How to Exploit Randomness

Discussion in 'Trading' started by Roark, Mar 1, 2011.

  1. bone

    bone

    Utterly Brilliant.
     
    #21     Mar 2, 2011
  2. Crispy

    Crispy

    From a purely mechanical point of view I agree.

    But from my personal experience a human trader with enough screen time can cherry pick events. After awhile you just know whats noise and whats not.

    Or maybe I am not thinking truly random. Too much screen time for me to believe anything in the mkts truly is I guess.
     
    #22     Mar 2, 2011
  3. The poster is correct and you are wrong. Trends in random data exist because people use trend indicators and patterns. Let me put it another way:

    Patterns exist because poeple trade as though there exist patterns.

    What you are missing is that which most people who do not understand the markets believe, i.e. that there is an independent random process that creates prices and people just trade them.

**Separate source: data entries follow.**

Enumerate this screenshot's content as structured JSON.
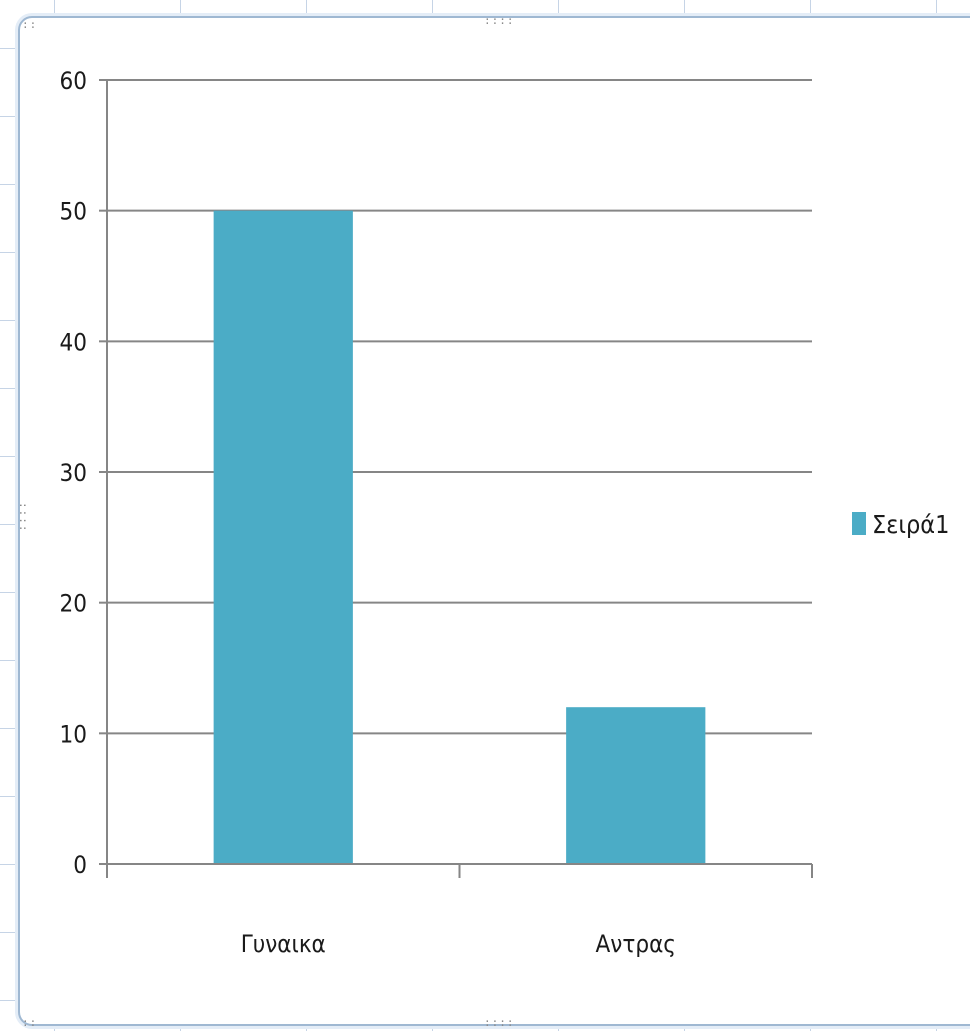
{
  "colors": {
    "bar": "#4bacc6",
    "gridline": "#868686",
    "axis": "#868686"
  },
  "chart_data": {
    "type": "bar",
    "categories": [
      "Γυναικα",
      "Αντρας"
    ],
    "series": [
      {
        "name": "Σειρά1",
        "values": [
          50,
          12
        ]
      }
    ],
    "title": "",
    "xlabel": "",
    "ylabel": "",
    "ylim": [
      0,
      60
    ],
    "yticks": [
      0,
      10,
      20,
      30,
      40,
      50,
      60
    ],
    "ytick_labels": [
      "0",
      "10",
      "20",
      "30",
      "40",
      "50",
      "60"
    ],
    "grid": true,
    "legend": "right"
  }
}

    I want to inform you that it is people who create prices. Intraday you may be partially correct in that there is a lot of noise due to robots. But on a daily bar basis, things are very predictable for those who have market experience. What prevents them from becoming very rich is either their risk aversion (that is me) or their gambling style.
     
    #23     Mar 2, 2011
  4. Setup a broker firm and start earning commision, or a HFT firm to capture all those nice slippage and scalping with the beauty of pure random.
     
    #24     Mar 2, 2011
  5. bone

    bone

    "What prevents them from becoming very rich is either their risk aversion (that is me) or their gambling style."

    Then by definition, to follow your logic into actual practive we must conclude that in order to find success in random noise requires the ability to endure drawdowns beyond your current capabilities. So, if one can take an extraordinary amount of heat or drawdown in a random market strategy is he or she bound to become successful ?
     
    #25     Mar 2, 2011
  6. nLepwa

    nLepwa

    And you are assuming that random data means i.i.d. It is not necessarily the case.

    As for your experiment, how do you want to generate the RW's?

    With a bias like markets have? Then a flipping strategy where you go long/short when crossing the origin will give you positive expectancy with a growth rate exponential to the bias.

    Standard distribution? Then a strangle at +/- 2STD will give you positive expectancy.

    In both cases you systematically make money from random data.

    Ninna
     
    #26     Mar 2, 2011
  7. I think traders skip over the simple stuff in their rush to "get the the good (complex) stuff", never knowing they stepped right over the treasure.
     
    #27     Mar 2, 2011
  8. olias

    olias

    I agree. Anyone who doesn't see that...good luck to you
     
    #28     Mar 2, 2011
  9. Pretty simple break the sail down and use the parts to create something that captures the energy of the wind, in either direction and attach that onto a mechanical device that drives the ship...


    Create orders that take advantage of move in the direction in the market of either up or down, then all you have to do is spot out places where there is a good probability of volatility....Then you are not trying to guess market direction, but that the market is going to be volatile...


    Dont care which direction the wind is going, all i care is its going to be windy.